Tears fall from her eyes. I feel so bad for her. I wrap an arm around her and pull her close. Kay leans her head on my shoulder and makes no effort to brush her tears away. They fall with a collective plop onto the ground. They tease us with their unity, formed from a girl who believed herself to be, very much alone.
“I’m sorry Kay. I really, truly am.”
She shakes her head at me and continues her tale.
“I got away, and found the men days later. I was young, so they paid me no mind when I moved around the inn they were celebrating at. No one did. I was just a lost thing.”
I use a finger to move the bangs from her eyes, hoping to give her some amount of comfort.
“By the time the fire started, the doors were barricaded. The building went down in smoke, and soot painted the sky.”
“So you killed them for what they did to you and your family? I can’t say it was right, but I can say there aren’t many who wouldn’t sympathize.”
She glances up at me, “The inn wasn’t theirs alone.”

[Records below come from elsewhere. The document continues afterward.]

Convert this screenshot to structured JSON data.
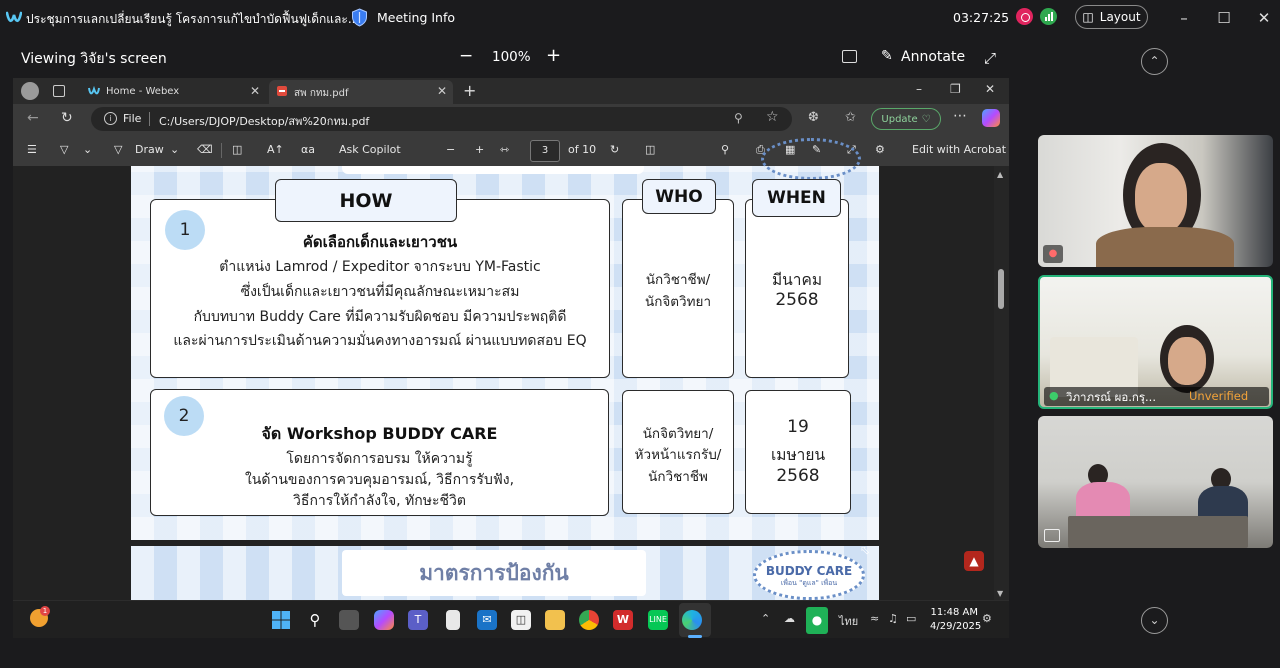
{
  "webex": {
    "meeting_title": "ประชุมการแลกเปลี่ยนเรียนรู้ โครงการแก้ไขบำบัดฟื้นฟูเด็กและ...",
    "meeting_info": "Meeting Info",
    "timer": "03:27:25",
    "layout_label": "Layout",
    "viewing_label": "Viewing วิจัย's screen",
    "zoom": "100%",
    "annotate_label": "Annotate"
  },
  "browser": {
    "tabs": [
      {
        "label": "Home - Webex"
      },
      {
        "label": "สพ กทม.pdf"
      }
    ],
    "file_label": "File",
    "url": "C:/Users/DJOP/Desktop/สพ%20กทม.pdf",
    "update_label": "Update",
    "pdf_toolbar": {
      "draw": "Draw",
      "ask_copilot": "Ask Copilot",
      "page_current": "3",
      "page_total": "of 10",
      "edit_acrobat": "Edit with Acrobat"
    }
  },
  "slide": {
    "headers": {
      "how": "HOW",
      "who": "WHO",
      "when": "WHEN"
    },
    "rows": [
      {
        "num": "1",
        "title": "คัดเลือกเด็กและเยาวชน",
        "lines": [
          "ตำแหน่ง Lamrod / Expeditor จากระบบ YM-Fastic",
          "ซึ่งเป็นเด็กและเยาวชนที่มีคุณลักษณะเหมาะสม",
          "กับบทบาท Buddy Care ที่มีความรับผิดชอบ มีความประพฤติดี",
          "และผ่านการประเมินด้านความมั่นคงทางอารมณ์ ผ่านแบบทดสอบ EQ"
        ],
        "who": [
          "นักวิชาชีพ/",
          "นักจิตวิทยา"
        ],
        "when": [
          "มีนาคม",
          "2568"
        ]
      },
      {
        "num": "2",
        "title": "จัด Workshop BUDDY CARE",
        "lines": [
          "โดยการจัดการอบรม ให้ความรู้",
          "ในด้านของการควบคุมอารมณ์, วิธีการรับฟัง,",
          "วิธีการให้กำลังใจ, ทักษะชีวิต"
        ],
        "who": [
          "นักจิตวิทยา/",
          "หัวหน้าแรกรับ/",
          "นักวิชาชีพ"
        ],
        "when": [
          "19",
          "เมษายน",
          "2568"
        ]
      }
    ],
    "next_page_title": "มาตรการป้องกัน",
    "buddy_logo": {
      "title": "BUDDY CARE",
      "subtitle": "เพื่อน \"ดูแล\" เพื่อน"
    }
  },
  "taskbar": {
    "weather_badge": "1",
    "lang": "ไทย",
    "time": "11:48 AM",
    "date": "4/29/2025"
  },
  "participants": [
    {
      "name": "",
      "muted": true
    },
    {
      "name": "วิภาภรณ์  ผอ.กรุ...",
      "status": "Unverified",
      "active_speaker": true
    },
    {
      "name": "",
      "sharing": true
    }
  ],
  "colors": {
    "accent_green": "#25b47a",
    "record_red": "#e0245e",
    "slide_bg": "#cfe0f4",
    "slide_number_bg": "#bcdcf5"
  }
}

Understanding dawned on me at that. She took out everyone in order to take out those men. I can’t imagine it, and certainly can’t imagine what it’s done to her.

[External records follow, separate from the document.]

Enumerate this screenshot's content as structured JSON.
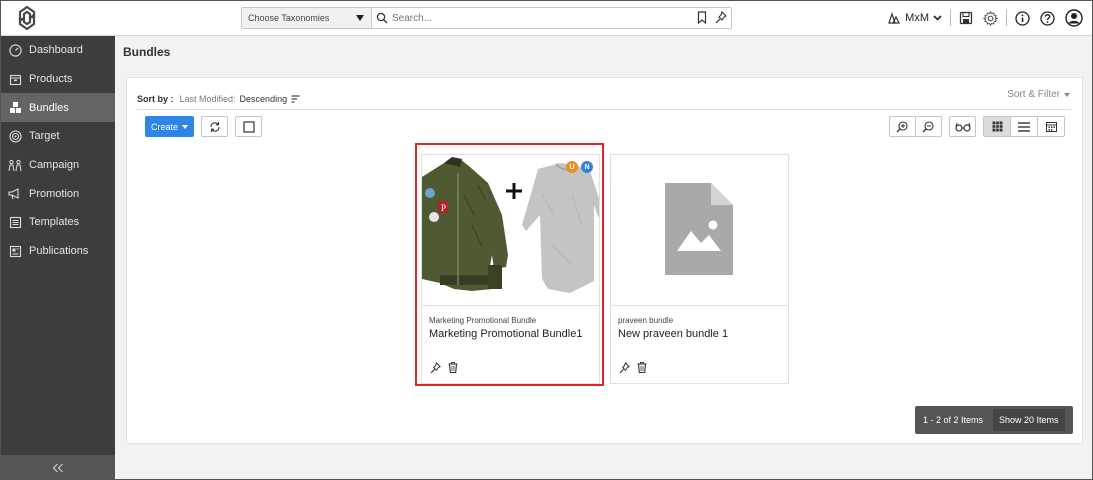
{
  "header": {
    "taxonomy_select": "Choose Taxonomies",
    "search_placeholder": "Search...",
    "user_label": "MxM"
  },
  "sidebar": {
    "items": [
      {
        "label": "Dashboard",
        "icon": "dashboard-icon"
      },
      {
        "label": "Products",
        "icon": "products-icon"
      },
      {
        "label": "Bundles",
        "icon": "bundles-icon",
        "active": true
      },
      {
        "label": "Target",
        "icon": "target-icon"
      },
      {
        "label": "Campaign",
        "icon": "campaign-icon"
      },
      {
        "label": "Promotion",
        "icon": "promotion-icon"
      },
      {
        "label": "Templates",
        "icon": "templates-icon"
      },
      {
        "label": "Publications",
        "icon": "publications-icon"
      }
    ]
  },
  "page": {
    "title": "Bundles"
  },
  "sort": {
    "label": "Sort by :",
    "field": "Last Modified:",
    "direction": "Descending",
    "filter_label": "Sort & Filter"
  },
  "toolbar": {
    "create_label": "Create"
  },
  "cards": [
    {
      "category": "Marketing Promotional Bundle",
      "name": "Marketing Promotional Bundle1",
      "badges": [
        "U",
        "N"
      ],
      "highlighted": true
    },
    {
      "category": "praveen bundle",
      "name": "New praveen bundle 1",
      "badges": []
    }
  ],
  "pager": {
    "count_text": "1 - 2 of 2 Items",
    "show_label": "Show 20 Items"
  },
  "colors": {
    "accent": "#2d86e5",
    "sidebar_bg": "#3d3d3d",
    "sidebar_active": "#646464",
    "highlight": "#e0262a",
    "badge_u": "#f08c1e",
    "badge_n": "#3a7fdc"
  }
}
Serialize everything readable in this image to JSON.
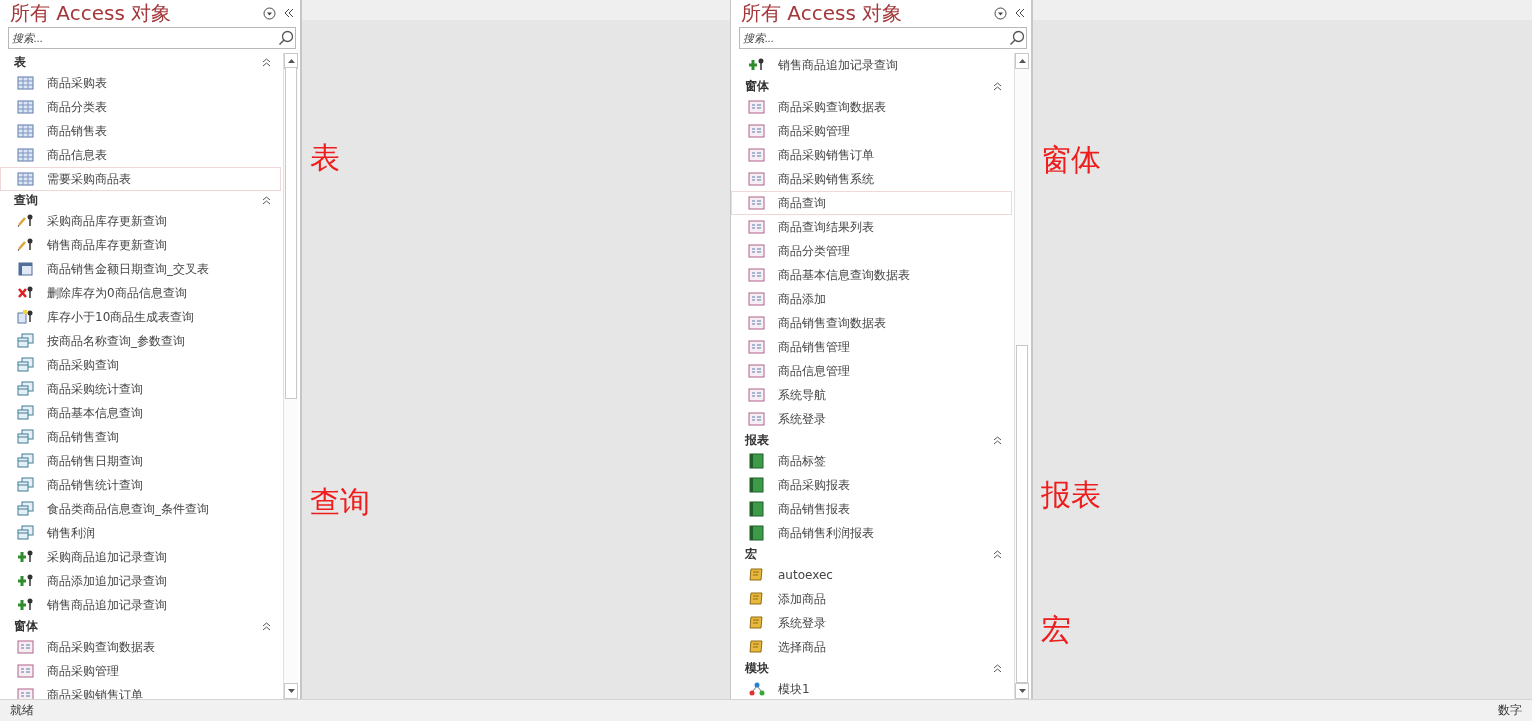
{
  "panes": [
    {
      "title": "所有 Access 对象",
      "search": {
        "placeholder": "搜索..."
      },
      "rows": [
        {
          "kind": "group",
          "label": "表",
          "expanded": true
        },
        {
          "kind": "table",
          "label": "商品采购表",
          "selected": false
        },
        {
          "kind": "table",
          "label": "商品分类表",
          "selected": false
        },
        {
          "kind": "table",
          "label": "商品销售表",
          "selected": false
        },
        {
          "kind": "table",
          "label": "商品信息表",
          "selected": false
        },
        {
          "kind": "table",
          "label": "需要采购商品表",
          "selected": true
        },
        {
          "kind": "group",
          "label": "查询",
          "expanded": true
        },
        {
          "kind": "update-query",
          "label": "采购商品库存更新查询",
          "selected": false
        },
        {
          "kind": "update-query",
          "label": "销售商品库存更新查询",
          "selected": false
        },
        {
          "kind": "crosstab-query",
          "label": "商品销售金额日期查询_交叉表",
          "selected": false
        },
        {
          "kind": "delete-query",
          "label": "删除库存为0商品信息查询",
          "selected": false
        },
        {
          "kind": "make-table-query",
          "label": "库存小于10商品生成表查询",
          "selected": false
        },
        {
          "kind": "select-query",
          "label": "按商品名称查询_参数查询",
          "selected": false
        },
        {
          "kind": "select-query",
          "label": "商品采购查询",
          "selected": false
        },
        {
          "kind": "select-query",
          "label": "商品采购统计查询",
          "selected": false
        },
        {
          "kind": "select-query",
          "label": "商品基本信息查询",
          "selected": false
        },
        {
          "kind": "select-query",
          "label": "商品销售查询",
          "selected": false
        },
        {
          "kind": "select-query",
          "label": "商品销售日期查询",
          "selected": false
        },
        {
          "kind": "select-query",
          "label": "商品销售统计查询",
          "selected": false
        },
        {
          "kind": "select-query",
          "label": "食品类商品信息查询_条件查询",
          "selected": false
        },
        {
          "kind": "select-query",
          "label": "销售利润",
          "selected": false
        },
        {
          "kind": "append-query",
          "label": "采购商品追加记录查询",
          "selected": false
        },
        {
          "kind": "append-query",
          "label": "商品添加追加记录查询",
          "selected": false
        },
        {
          "kind": "append-query",
          "label": "销售商品追加记录查询",
          "selected": false
        },
        {
          "kind": "group",
          "label": "窗体",
          "expanded": true
        },
        {
          "kind": "form",
          "label": "商品采购查询数据表",
          "selected": false
        },
        {
          "kind": "form",
          "label": "商品采购管理",
          "selected": false
        },
        {
          "kind": "form",
          "label": "商品采购销售订单",
          "selected": false
        }
      ]
    },
    {
      "title": "所有 Access 对象",
      "search": {
        "placeholder": "搜索..."
      },
      "rows": [
        {
          "kind": "append-query",
          "label": "销售商品追加记录查询",
          "selected": false
        },
        {
          "kind": "group",
          "label": "窗体",
          "expanded": true
        },
        {
          "kind": "form",
          "label": "商品采购查询数据表",
          "selected": false
        },
        {
          "kind": "form",
          "label": "商品采购管理",
          "selected": false
        },
        {
          "kind": "form",
          "label": "商品采购销售订单",
          "selected": false
        },
        {
          "kind": "form",
          "label": "商品采购销售系统",
          "selected": false
        },
        {
          "kind": "form",
          "label": "商品查询",
          "selected": true
        },
        {
          "kind": "form",
          "label": "商品查询结果列表",
          "selected": false
        },
        {
          "kind": "form",
          "label": "商品分类管理",
          "selected": false
        },
        {
          "kind": "form",
          "label": "商品基本信息查询数据表",
          "selected": false
        },
        {
          "kind": "form",
          "label": "商品添加",
          "selected": false
        },
        {
          "kind": "form",
          "label": "商品销售查询数据表",
          "selected": false
        },
        {
          "kind": "form",
          "label": "商品销售管理",
          "selected": false
        },
        {
          "kind": "form",
          "label": "商品信息管理",
          "selected": false
        },
        {
          "kind": "form",
          "label": "系统导航",
          "selected": false
        },
        {
          "kind": "form",
          "label": "系统登录",
          "selected": false
        },
        {
          "kind": "group",
          "label": "报表",
          "expanded": true
        },
        {
          "kind": "report",
          "label": "商品标签",
          "selected": false
        },
        {
          "kind": "report",
          "label": "商品采购报表",
          "selected": false
        },
        {
          "kind": "report",
          "label": "商品销售报表",
          "selected": false
        },
        {
          "kind": "report",
          "label": "商品销售利润报表",
          "selected": false
        },
        {
          "kind": "group",
          "label": "宏",
          "expanded": true
        },
        {
          "kind": "macro",
          "label": "autoexec",
          "selected": false
        },
        {
          "kind": "macro",
          "label": "添加商品",
          "selected": false
        },
        {
          "kind": "macro",
          "label": "系统登录",
          "selected": false
        },
        {
          "kind": "macro",
          "label": "选择商品",
          "selected": false
        },
        {
          "kind": "group",
          "label": "模块",
          "expanded": true
        },
        {
          "kind": "module",
          "label": "模块1",
          "selected": false
        }
      ]
    }
  ],
  "annotations": [
    [
      {
        "text": "表"
      },
      {
        "text": "查询"
      }
    ],
    [
      {
        "text": "窗体"
      },
      {
        "text": "报表"
      },
      {
        "text": "宏"
      }
    ]
  ],
  "status_bar": {
    "left": "就绪",
    "right": "数字"
  }
}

She seems to recognize my look and says with a shake of her head, “No. I felt nothing about it. I think that’s why Ame took me in.”
“Who’s that?” I ask, fearing what I will hear next.
She blinks tears away and says, “The leader of the Arkadastic Order…”
I look on in confusion so she clarifies, “ArkO is the deadliest group of trained killers in the world. Many believe them to be a myth. But we were real, are real.”
And like that, the disconnection hits. No matter how much I grow used to this world, I will never truly be one of its denizen will I?
“And this ‘Ame’ is their leader? And what? Took you in?” Kay’s eyes sparkle when she speaks now.
“In not so many words.”
Oh the irony, my dear Kay.
“She found out what I did. Requested me. Trained me. Only the best can murder the way I do.”
I’ve never seen Kay so happy before, so full of pride- and it sends shivers down my spine.
“And so I became the Vagar of murder,” she says, absolutely beaming with a smile that dances ear to ear.